When I Was Beautiful--Guest Post by Beth English
I read this beautiful poem by my friend Beth English on the Cru Global Staff Women site. It touched me, and the number of comments indicated many were affected by it. Since all of us keep adding to our years, I thought you would love to read it. May it be just what you need today.
Grandmama,” she says,
Unearthing a photo of me when I was sixteen,
Her blue eyes sparkling,
Blonde hair floating about her shoulders,
Sunkist cheeks flushing pink,
“You used to be beautiful then!” “Then?" I think. “Then?”
But say instead, “you think so?”
“I know so!” she says in that definitive little way of hers
As if she has the world figured out–Daring it to deviate from her determined point of view. “Then?” I think, but do not say. “Then I was beautiful?”
“What do you know of beauty?”
Me at sixteen,
An unlined, unblemished face In an artificially arranged
Studio with soft lighting? I tell you, my girl,
I am more beautiful now than I ever was,
With my soul worn down, smooth and resilient,
Like the soft blue jeans you always wear,
Like supple leather pounded with rubber mallets
From worries I could not stop
And storms I couldn’t control
Soothed only with the peace
Of God’s presence
And friendship
And empathy. I am more beautiful now than I ever was.
If I were a rose I would be a Queen Elizabeth
Full of scent and elegance.
If I were a tree I would be a towering redwood
With roots that go deep.
If I were a voice,
I would be a whispered caress.
If I were a stone, I’d be the solid foundation of a home. I am more beautiful now than I ever was.
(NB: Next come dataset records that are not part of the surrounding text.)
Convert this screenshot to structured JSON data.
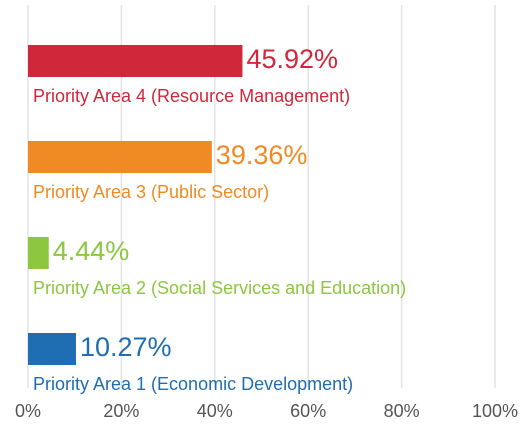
{
  "chart_data": {
    "type": "bar",
    "orientation": "horizontal",
    "categories": [
      "Priority Area 4 (Resource Management)",
      "Priority Area 3 (Public Sector)",
      "Priority Area 2 (Social Services and Education)",
      "Priority Area 1 (Economic Development)"
    ],
    "values": [
      45.92,
      39.36,
      4.44,
      10.27
    ],
    "value_labels": [
      "45.92%",
      "39.36%",
      "4.44%",
      "10.27%"
    ],
    "colors": [
      "#d0273a",
      "#f08a24",
      "#8dc63f",
      "#1f6db3"
    ],
    "xlim": [
      0,
      100
    ],
    "xticks": [
      {
        "value": 0,
        "label": "0%"
      },
      {
        "value": 20,
        "label": "20%"
      },
      {
        "value": 40,
        "label": "40%"
      },
      {
        "value": 60,
        "label": "60%"
      },
      {
        "value": 80,
        "label": "80%"
      },
      {
        "value": 100,
        "label": "100%"
      }
    ],
    "grid": true
  }
}
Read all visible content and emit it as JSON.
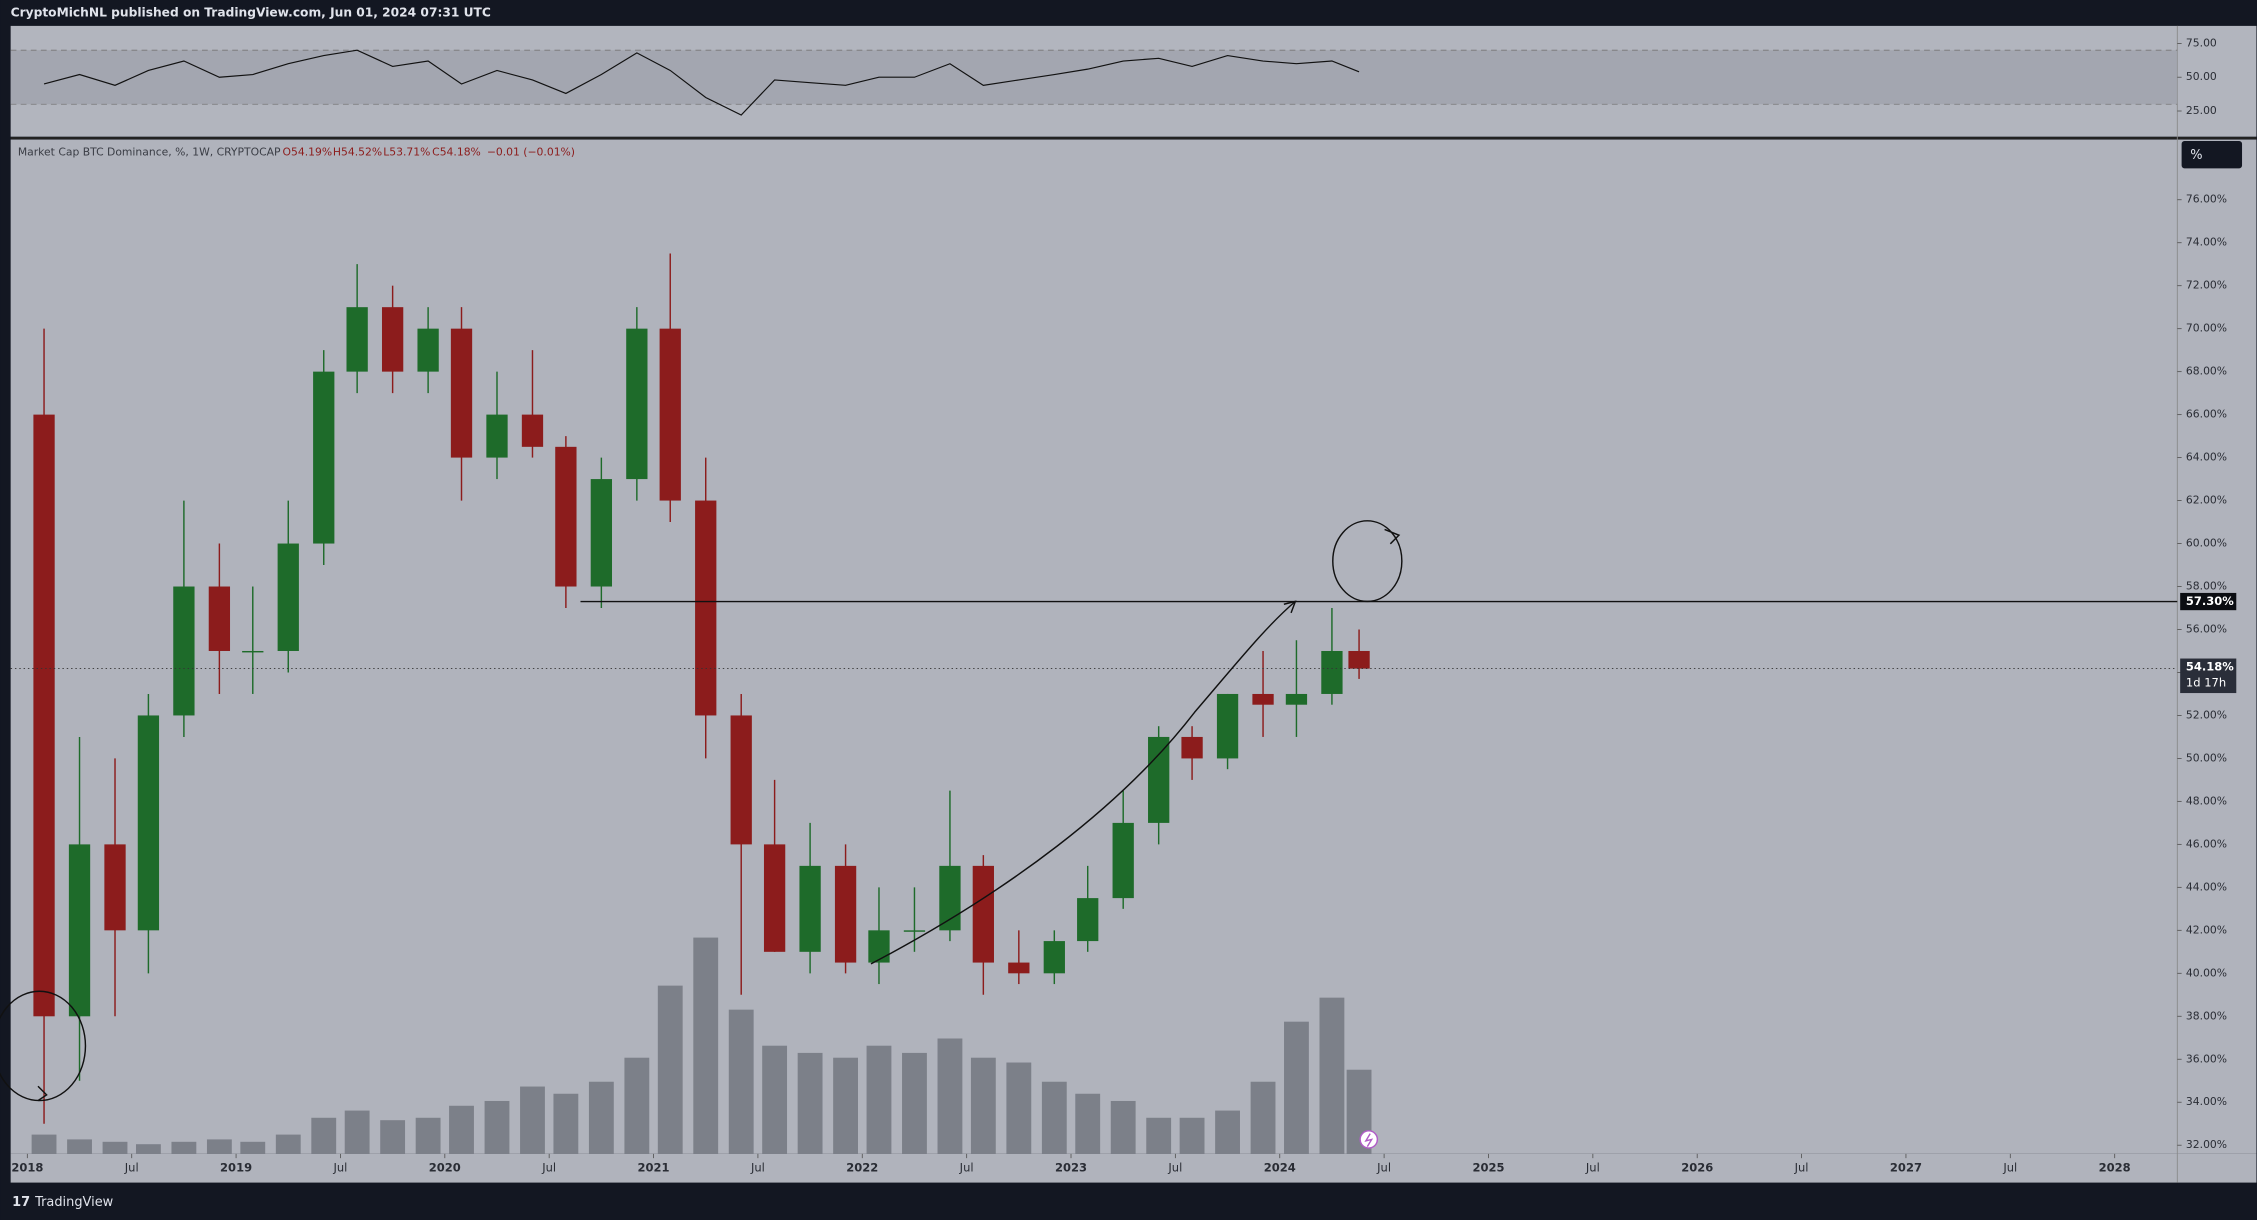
{
  "page": {
    "header": "CryptoMichNL published on TradingView.com, Jun 01, 2024 07:31 UTC",
    "footer": "TradingView",
    "scale_button": "%"
  },
  "chart_data": {
    "type": "candlestick",
    "legend": {
      "symbol": "Market Cap BTC Dominance, %, 1W, CRYPTOCAP",
      "open": "O54.19%",
      "high": "H54.52%",
      "low": "L53.71%",
      "close": "C54.18%",
      "change": "−0.01 (−0.01%)"
    },
    "up_color": "#1e6b2a",
    "down_color": "#8c1c1c",
    "x": [
      2018.08,
      2018.25,
      2018.42,
      2018.58,
      2018.75,
      2018.92,
      2019.08,
      2019.25,
      2019.42,
      2019.58,
      2019.75,
      2019.92,
      2020.08,
      2020.25,
      2020.42,
      2020.58,
      2020.75,
      2020.92,
      2021.08,
      2021.25,
      2021.42,
      2021.58,
      2021.75,
      2021.92,
      2022.08,
      2022.25,
      2022.42,
      2022.58,
      2022.75,
      2022.92,
      2023.08,
      2023.25,
      2023.42,
      2023.58,
      2023.75,
      2023.92,
      2024.08,
      2024.25,
      2024.38
    ],
    "open": [
      66,
      38,
      46,
      42,
      52,
      58,
      55,
      55,
      60,
      68,
      71,
      68,
      70,
      64,
      66,
      64.5,
      58,
      63,
      70,
      62,
      52,
      46,
      41,
      45,
      40.5,
      42,
      42,
      45,
      40.5,
      40,
      41.5,
      43.5,
      47,
      51,
      50,
      53,
      52.5,
      53,
      55
    ],
    "high": [
      70,
      51,
      50,
      53,
      62,
      60,
      58,
      62,
      69,
      73,
      72,
      71,
      71,
      68,
      69,
      65,
      64,
      71,
      73.5,
      64,
      53,
      49,
      47,
      46,
      44,
      44,
      48.5,
      45.5,
      42,
      42,
      45,
      48.5,
      51.5,
      51.5,
      53,
      55,
      55.5,
      57,
      56
    ],
    "low": [
      33,
      35,
      38,
      40,
      51,
      53,
      53,
      54,
      59,
      67,
      67,
      67,
      62,
      63,
      64,
      57,
      57,
      62,
      61,
      50,
      39,
      41,
      40,
      40,
      39.5,
      41,
      41.5,
      39,
      39.5,
      39.5,
      41,
      43,
      46,
      49,
      49.5,
      51,
      51,
      52.5,
      53.7
    ],
    "close": [
      38,
      46,
      42,
      52,
      58,
      55,
      55,
      60,
      68,
      71,
      68,
      70,
      64,
      66,
      64.5,
      58,
      63,
      70,
      62,
      52,
      46,
      41,
      45,
      40.5,
      42,
      42,
      45,
      40.5,
      40,
      41.5,
      43.5,
      47,
      51,
      50,
      53,
      52.5,
      53,
      55,
      54.18
    ],
    "volume": {
      "color": "#6f737c",
      "values": [
        8,
        6,
        5,
        4,
        5,
        6,
        5,
        8,
        15,
        18,
        14,
        15,
        20,
        22,
        28,
        25,
        30,
        40,
        70,
        90,
        60,
        45,
        42,
        40,
        45,
        42,
        48,
        40,
        38,
        30,
        25,
        22,
        15,
        15,
        18,
        30,
        55,
        65,
        35
      ],
      "ylim": [
        0,
        100
      ]
    },
    "xlim": [
      2017.92,
      2028.3
    ],
    "xticks": [
      2018,
      {
        "value": 2018.5,
        "label": "Jul"
      },
      2019,
      {
        "value": 2019.5,
        "label": "Jul"
      },
      2020,
      {
        "value": 2020.5,
        "label": "Jul"
      },
      2021,
      {
        "value": 2021.5,
        "label": "Jul"
      },
      2022,
      {
        "value": 2022.5,
        "label": "Jul"
      },
      2023,
      {
        "value": 2023.5,
        "label": "Jul"
      },
      2024,
      {
        "value": 2024.5,
        "label": "Jul"
      },
      2025,
      {
        "value": 2025.5,
        "label": "Jul"
      },
      2026,
      {
        "value": 2026.5,
        "label": "Jul"
      },
      2027,
      {
        "value": 2027.5,
        "label": "Jul"
      },
      2028
    ],
    "ylim": [
      31.6,
      78.8
    ],
    "yticks": [
      {
        "value": 32,
        "label": "32.00%"
      },
      {
        "value": 34,
        "label": "34.00%"
      },
      {
        "value": 36,
        "label": "36.00%"
      },
      {
        "value": 38,
        "label": "38.00%"
      },
      {
        "value": 40,
        "label": "40.00%"
      },
      {
        "value": 42,
        "label": "42.00%"
      },
      {
        "value": 44,
        "label": "44.00%"
      },
      {
        "value": 46,
        "label": "46.00%"
      },
      {
        "value": 48,
        "label": "48.00%"
      },
      {
        "value": 50,
        "label": "50.00%"
      },
      {
        "value": 52,
        "label": "52.00%"
      },
      {
        "value": 54,
        "label": "54.00%"
      },
      {
        "value": 56,
        "label": "56.00%"
      },
      {
        "value": 58,
        "label": "58.00%"
      },
      {
        "value": 60,
        "label": "60.00%"
      },
      {
        "value": 62,
        "label": "62.00%"
      },
      {
        "value": 64,
        "label": "64.00%"
      },
      {
        "value": 66,
        "label": "66.00%"
      },
      {
        "value": 68,
        "label": "68.00%"
      },
      {
        "value": 70,
        "label": "70.00%"
      },
      {
        "value": 72,
        "label": "72.00%"
      },
      {
        "value": 74,
        "label": "74.00%"
      },
      {
        "value": 76,
        "label": "76.00%"
      }
    ],
    "hline": {
      "value": 57.3,
      "label": "57.30%",
      "start": 2020.65
    },
    "last": {
      "value": 54.18,
      "label": "54.18%",
      "countdown": "1d 17h"
    },
    "rsi": {
      "color": "#111111",
      "values": [
        45,
        52,
        44,
        55,
        62,
        50,
        52,
        60,
        66,
        70,
        58,
        62,
        45,
        55,
        48,
        38,
        52,
        68,
        55,
        35,
        22,
        48,
        46,
        44,
        50,
        50,
        60,
        44,
        48,
        52,
        56,
        62,
        64,
        58,
        66,
        62,
        60,
        62,
        54
      ],
      "ylim": [
        6,
        88
      ],
      "yticks": [
        {
          "value": 25,
          "label": "25.00"
        },
        {
          "value": 50,
          "label": "50.00"
        },
        {
          "value": 75,
          "label": "75.00"
        }
      ],
      "band": [
        30,
        70
      ]
    }
  }
}
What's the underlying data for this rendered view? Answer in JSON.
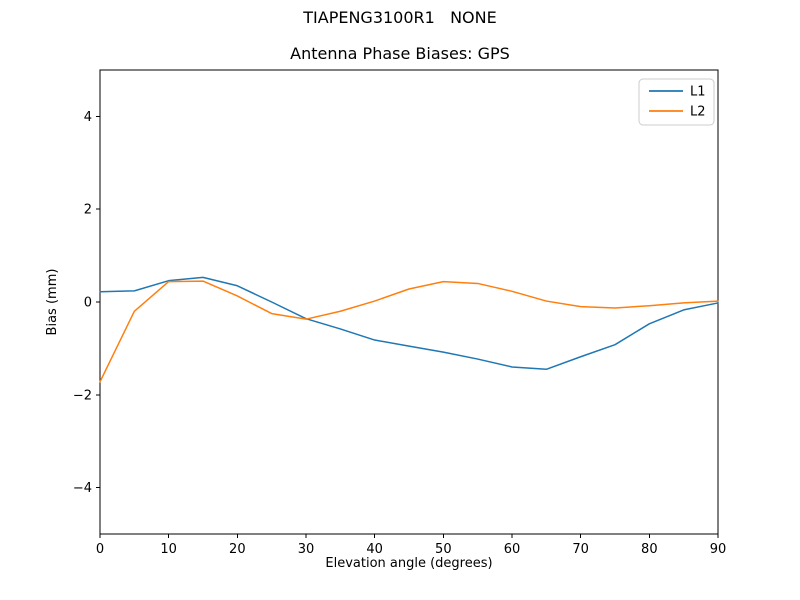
{
  "figure": {
    "suptitle": "TIAPENG3100R1   NONE",
    "axes_title": "Antenna Phase Biases: GPS"
  },
  "chart_data": {
    "type": "line",
    "title": "Antenna Phase Biases: GPS",
    "xlabel": "Elevation angle (degrees)",
    "ylabel": "Bias (mm)",
    "xlim": [
      0,
      90
    ],
    "ylim": [
      -5,
      5
    ],
    "xticks": [
      0,
      10,
      20,
      30,
      40,
      50,
      60,
      70,
      80,
      90
    ],
    "yticks": [
      -4,
      -2,
      0,
      2,
      4
    ],
    "grid": false,
    "legend_position": "upper right",
    "x": [
      0,
      5,
      10,
      15,
      20,
      25,
      30,
      35,
      40,
      45,
      50,
      55,
      60,
      65,
      70,
      75,
      80,
      85,
      90
    ],
    "series": [
      {
        "name": "L1",
        "color": "#1f77b4",
        "values": [
          0.22,
          0.24,
          0.46,
          0.53,
          0.35,
          0.0,
          -0.36,
          -0.58,
          -0.82,
          -0.95,
          -1.08,
          -1.23,
          -1.4,
          -1.45,
          -1.18,
          -0.92,
          -0.47,
          -0.17,
          -0.02
        ]
      },
      {
        "name": "L2",
        "color": "#ff7f0e",
        "values": [
          -1.72,
          -0.2,
          0.44,
          0.45,
          0.13,
          -0.25,
          -0.37,
          -0.2,
          0.02,
          0.28,
          0.44,
          0.4,
          0.23,
          0.02,
          -0.1,
          -0.13,
          -0.08,
          -0.02,
          0.02
        ]
      }
    ]
  },
  "style": {
    "axis_color": "#000000",
    "legend_border_color": "#cccccc",
    "background": "#ffffff"
  }
}
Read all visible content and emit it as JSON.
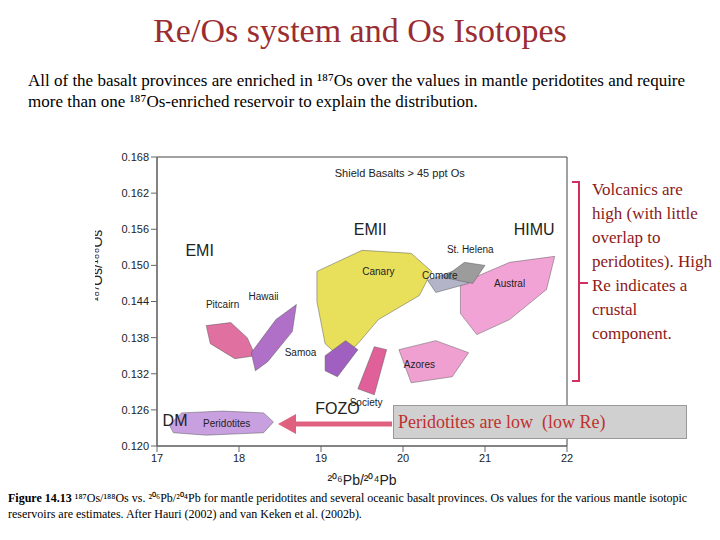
{
  "slide": {
    "title": "Re/Os system and Os Isotopes",
    "intro": "All of the basalt provinces are enriched in ¹⁸⁷Os over the values in mantle peridotites and require more than one ¹⁸⁷Os-enriched reservoir to explain the distribution.",
    "side_note": "Volcanics are high (with little overlap to peridotites). High Re indicates a crustal component.",
    "box_note": "Peridotites are low  (low Re)",
    "caption_label": "Figure 14.13",
    "caption_text": "¹⁸⁷Os/¹⁸⁸Os vs. ²⁰⁶Pb/²⁰⁴Pb for mantle peridotites and several oceanic basalt provinces. Os values for the various mantle isotopic reservoirs are estimates. After Hauri (2002) and van Keken et al. (2002b)."
  },
  "chart_data": {
    "type": "area",
    "x_label": "²⁰⁶Pb/²⁰⁴Pb",
    "y_label": "¹⁸⁷Os/¹⁸⁸Os",
    "xlim": [
      17,
      22
    ],
    "xticks": [
      17,
      18,
      19,
      20,
      21,
      22
    ],
    "ylim": [
      0.12,
      0.168
    ],
    "yticks": [
      {
        "value": 0.12,
        "label": "0.120"
      },
      0.126,
      0.132,
      0.138,
      0.144,
      {
        "value": 0.15,
        "label": "0.150"
      },
      0.156,
      0.162,
      0.168
    ],
    "grid": false,
    "note": {
      "text": "Shield Basalts > 45 ppt Os",
      "x": 19.96,
      "y": 0.1653
    },
    "annotations": [
      {
        "text": "EMI",
        "x": 17.52,
        "y": 0.1525
      },
      {
        "text": "EMII",
        "x": 19.6,
        "y": 0.1559
      },
      {
        "text": "HIMU",
        "x": 21.6,
        "y": 0.1559
      },
      {
        "text": "DM",
        "x": 17.22,
        "y": 0.1243
      },
      {
        "text": "FOZO",
        "x": 19.2,
        "y": 0.1262
      }
    ],
    "series": [
      {
        "name": "Canary",
        "color": "#e8df5a",
        "label": [
          19.7,
          0.149
        ],
        "x": [
          18.95,
          19.5,
          20.1,
          20.35,
          20.2,
          19.7,
          19.45,
          19.25,
          19.05,
          18.95
        ],
        "y": [
          0.149,
          0.1525,
          0.152,
          0.149,
          0.145,
          0.141,
          0.137,
          0.1345,
          0.137,
          0.144
        ]
      },
      {
        "name": "Austral",
        "color": "#f2a3d6",
        "label": [
          21.3,
          0.147
        ],
        "x": [
          20.7,
          21.3,
          21.85,
          21.75,
          21.3,
          20.9,
          20.7
        ],
        "y": [
          0.147,
          0.1505,
          0.1515,
          0.146,
          0.141,
          0.1385,
          0.142
        ]
      },
      {
        "name": "Comore",
        "color": "#b4b4c8",
        "label": [
          20.45,
          0.1484
        ],
        "x": [
          20.3,
          20.7,
          20.8,
          20.4
        ],
        "y": [
          0.1475,
          0.1495,
          0.147,
          0.1455
        ]
      },
      {
        "name": "St. Helena",
        "color": "#9c9c9c",
        "label": [
          20.82,
          0.1526
        ],
        "x": [
          20.5,
          20.75,
          21.0,
          20.85
        ],
        "y": [
          0.148,
          0.1505,
          0.15,
          0.147
        ]
      },
      {
        "name": "Pitcairn",
        "color": "#e070a0",
        "label": [
          17.8,
          0.1435
        ],
        "x": [
          17.6,
          17.9,
          18.1,
          18.2,
          17.95,
          17.65
        ],
        "y": [
          0.14,
          0.1405,
          0.138,
          0.135,
          0.1345,
          0.137
        ]
      },
      {
        "name": "Hawaii",
        "color": "#b070c8",
        "label": [
          18.3,
          0.1448
        ],
        "x": [
          18.15,
          18.45,
          18.7,
          18.65,
          18.35,
          18.2
        ],
        "y": [
          0.1355,
          0.141,
          0.1435,
          0.139,
          0.134,
          0.1325
        ]
      },
      {
        "name": "Samoa",
        "color": "#a060c0",
        "label": [
          18.75,
          0.1356
        ],
        "x": [
          19.05,
          19.3,
          19.45,
          19.2,
          19.05
        ],
        "y": [
          0.135,
          0.1375,
          0.136,
          0.1315,
          0.1325
        ]
      },
      {
        "name": "Society",
        "color": "#e0609a",
        "label": [
          19.55,
          0.1273
        ],
        "x": [
          19.45,
          19.65,
          19.8,
          19.65
        ],
        "y": [
          0.1295,
          0.1365,
          0.136,
          0.1285
        ]
      },
      {
        "name": "Azores",
        "color": "#f0a0d0",
        "label": [
          20.2,
          0.1335
        ],
        "x": [
          19.95,
          20.4,
          20.8,
          20.6,
          20.1
        ],
        "y": [
          0.136,
          0.1375,
          0.1355,
          0.1315,
          0.1305
        ]
      },
      {
        "name": "Peridotites",
        "color": "#c8a0e0",
        "label": [
          17.85,
          0.1238
        ],
        "x": [
          17.15,
          17.3,
          17.8,
          18.3,
          18.42,
          18.3,
          17.6,
          17.2
        ],
        "y": [
          0.1235,
          0.1255,
          0.1258,
          0.1255,
          0.124,
          0.1222,
          0.1218,
          0.1222
        ]
      }
    ]
  }
}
I am enduring, I am weathered,
Rounded as river stones from a swift current,
Hammered, hammered flat as silver
By my mistakes and
Erroneous judgments,
Tempered by tragedy,
Softened by storm,
Kneaded by need
To the Potter’s pliable clay. If I thought you’d listen,
I’d tell you the way to become beautiful
Would be to let the storms rage,
To fix your hope on the lighthouse,
Shining in the worst of weather,
And to let life’s arrows pass through Your quivering body
Knowing He will heal you,
Even when you think it is impossible.
Though you would hear
You would not listen,
For these are the lessons
You must teach yourself. Have you ever smelled a scarlet rose the very day
Before the petals fall?
Eaten a peach at its ripest,
Juice dripping down your chin?
Tasted a wine
Mellowed to perfection?
This is the fullness of time, my dear.
I am there
And I am beautiful.
Beth English has served on Cru Campus staff for 42 years--her first job was working with me in Publications. She served with her husband, David, for seven years in Eastern Europe. They have been married for 40 years, and have 4 adult children and live in Springdale, Arkansas. She writes and speaks on Emotional Developmental Stages of Women’s lives and she enjoys speaking at women’s conferences. Her favorite books are her Bible, a huge dictionary and the Complete Word Study Bible.